SENEGAL-BURKINAFASO-CINEMA
De l’envoyé spécial de l’APS, Aboubacar Demba Cissokho
Ouagadougou, 26 fév (APS) – La réalisatrice sénégalaise Angèle Diabang est connue pour ses films qui, sans les slogans qui peuvent édulcorer un engagement certain, réussissent à faire voir et entendre des aspirations féminines à la liberté, dans un contexte socioculturel et politique qui assigne, par le verbe et les visions féodales, à des rôles et tâches rétrogrades.
Son adaptation du roman de Mariama Bâ, ‘’Une si longue lettre’’, un classique de la littérature publié en 1979 – en compétition dans la section ‘’Perspectives’’ de la 29e édition du Festival panafricain du cinéma et de la télévision (FESPACO) -, s’inscrit dans ce parti pris consistant de manière pas forcément expresse à exposer un regard sur lequel des points de vue tranchés, contradictoires, peuvent être posés.
Ramatoulaye (Amélie Mbaye) est une femme africaine qui assume pleinement sa vie et sa marche vers une ‘’modernité’’ faite d’un ancrage dans les valeurs positives endogènes de sa société. Tout allait bien dans sa tête jusqu’à ce que Modou Fall (Serge Abessolo), l’homme avec lequel elle était mariée depuis vingt-cinq ans, décide de prendre comme seconde épouse Binetou, qui se trouve être la meilleure amie de sa fille Daba. Tombée comme un coup de massue sur elle, la nouvelle crée chez elle une terrible désillusion.

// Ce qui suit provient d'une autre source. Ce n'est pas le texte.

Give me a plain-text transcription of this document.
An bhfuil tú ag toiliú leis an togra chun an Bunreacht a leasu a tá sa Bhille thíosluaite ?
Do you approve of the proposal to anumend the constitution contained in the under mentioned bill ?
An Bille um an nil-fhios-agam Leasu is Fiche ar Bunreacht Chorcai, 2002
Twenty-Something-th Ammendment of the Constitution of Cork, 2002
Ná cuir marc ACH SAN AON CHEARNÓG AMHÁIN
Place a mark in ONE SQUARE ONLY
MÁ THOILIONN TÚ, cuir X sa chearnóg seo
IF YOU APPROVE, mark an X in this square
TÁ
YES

Mais il serait réducteur de ne voir le film que sous l’angle d’une prise de position dans le débat sur la polygamie – ce qu’il n’est pas –, dont Angèle Diabang réussit de manière magistrale à montrer la violence. La réalisatrice pose le débat sur ce sujet, mais elle va au-delà en dressant une petite radioscopie de la place de la femme dans la société, de son rapport à la société, à la famille, à un corpus de valeurs, dont la plupart ne voient en elle qu’un appendice des désirs des hommes. Le film d’une durée de cent cinq minutes campe plus généralement le débat sur la polygamie, le rapport de la femme à la société, à la famille, à la prégnance d’une vision féodale de la répartition des rôles, à l’amour.
L’action du film de Diabang se déroule en 2000, année de la première alternance au sommet de l’État sénégalais, porteur d’un certain espoir pour la jeunesse de changer de perspective. Pour le contexte, il est intéressant de comprendre le point de vue de la cinéaste sous cet angle à la fois actuel – des changements par rapport au contenu du roman – et reprenant en même temps une certaine permanence des stéréotypes.

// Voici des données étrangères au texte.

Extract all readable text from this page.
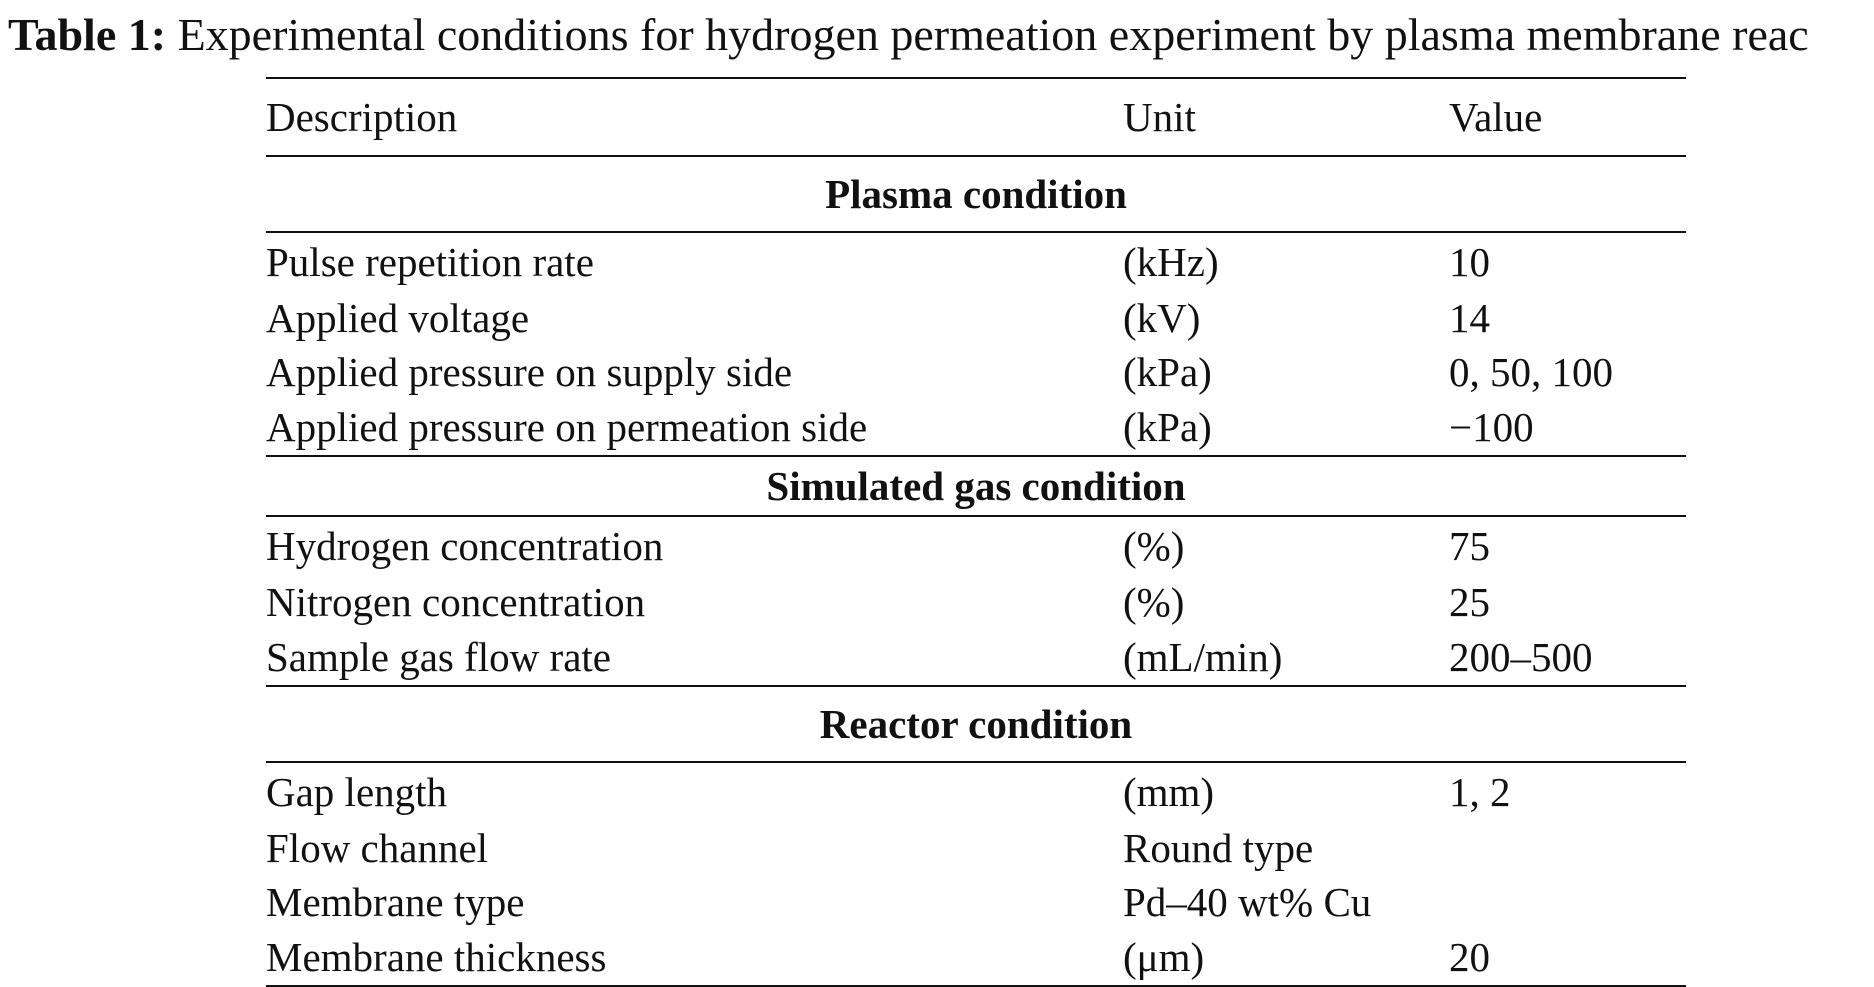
Table 1: Experimental conditions for hydrogen permeation experiment by plasma membrane reac
Description	Unit	Value
Plasma condition		
Pulse repetition rate	(kHz)	10
Applied voltage	(kV)	14
Applied pressure on supply side	(kPa)	0, 50, 100
Applied pressure on permeation side	(kPa)	−100
Simulated gas condition		
Hydrogen concentration	(%)	75
Nitrogen concentration	(%)	25
Sample gas flow rate	(mL/min)	200–500
Reactor condition		
Gap length	(mm)	1, 2
Flow channel	Round type	
Membrane type	Pd–40 wt% Cu	
Membrane thickness	(μm)	20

— La fine fleur de techniciens ouest-africains —
On peut cependant reprocher à la réalisatrice de ne pas, dans l’adaptation de ce classique, avoir poussé l’audace artistique en se détachant du texte, pour proposer une touche d’auteur à son œuvre. Elle s’est certes appropriée le texte, mais le souci de ne pas ‘’trahir’’ un livre aussi culte – traduit en plus de 20 langues –, sur lequel de nombreuses lectures et interprétations peuvent être faites. Quand on sort du livre, comme du film, on peut toutefois, en répondant à la question ‘’les choses ont-elles changé depuis que le livre a été écrit ?’’, dire qu’il y a encore du chemin à faire.
Angèle Diabang reste fidèle à la description que donne Mariama Bâ dans le roman, faisant tourner la majeure partie des séquences de son film à Thiès (ouest), où on peut encore admirer des rues avec de grands arbres, des maisons dotées d’une cour, etc. Une autre partie du film s’est jouée à Dakar et à Popenguine (ouest). Diabang, qui a travaillé à partir de la lettre de Ramatoulaye à son amie Aïssatou, a condensé les rôles et traduit en images et en dialogues les pages de cette lettre de l’héroïne du roman.
Les personnages – mention spéciale aux plus jeunes d’entre eux – ont été à la hauteur, même si, au fur et à mesure que les séquences passent, on peut regretter que des émotions que dégagent les visages et les mots soient interrompues par certains plans peu à propos. Des évocations de noms importants (Aline Sitoé, figure de la résistance anticoloniale, Annette Mbaye d’Erneville, première journaliste et icône du mouvement associatif féminin, Safi Faye, première réalisatrice sénégalaise, Djibril Diop Mambéty) font le lien entre la reconnaissance et la nécessité de la transmission.
Pour ce film, Angèle Diabang s’est entourée de la fine fleur de techniciens ouest-africains – le chef opérateur Amath Niane, Aly Dia, directeur de production, Ismail Thiam à la mise en scène – et du machiniste expérimenté Arona Camara. Ce film a bénéficié d’un financement du Fonds de promotion de l’industrie cinématographique et audiovisuelle du Sénégal.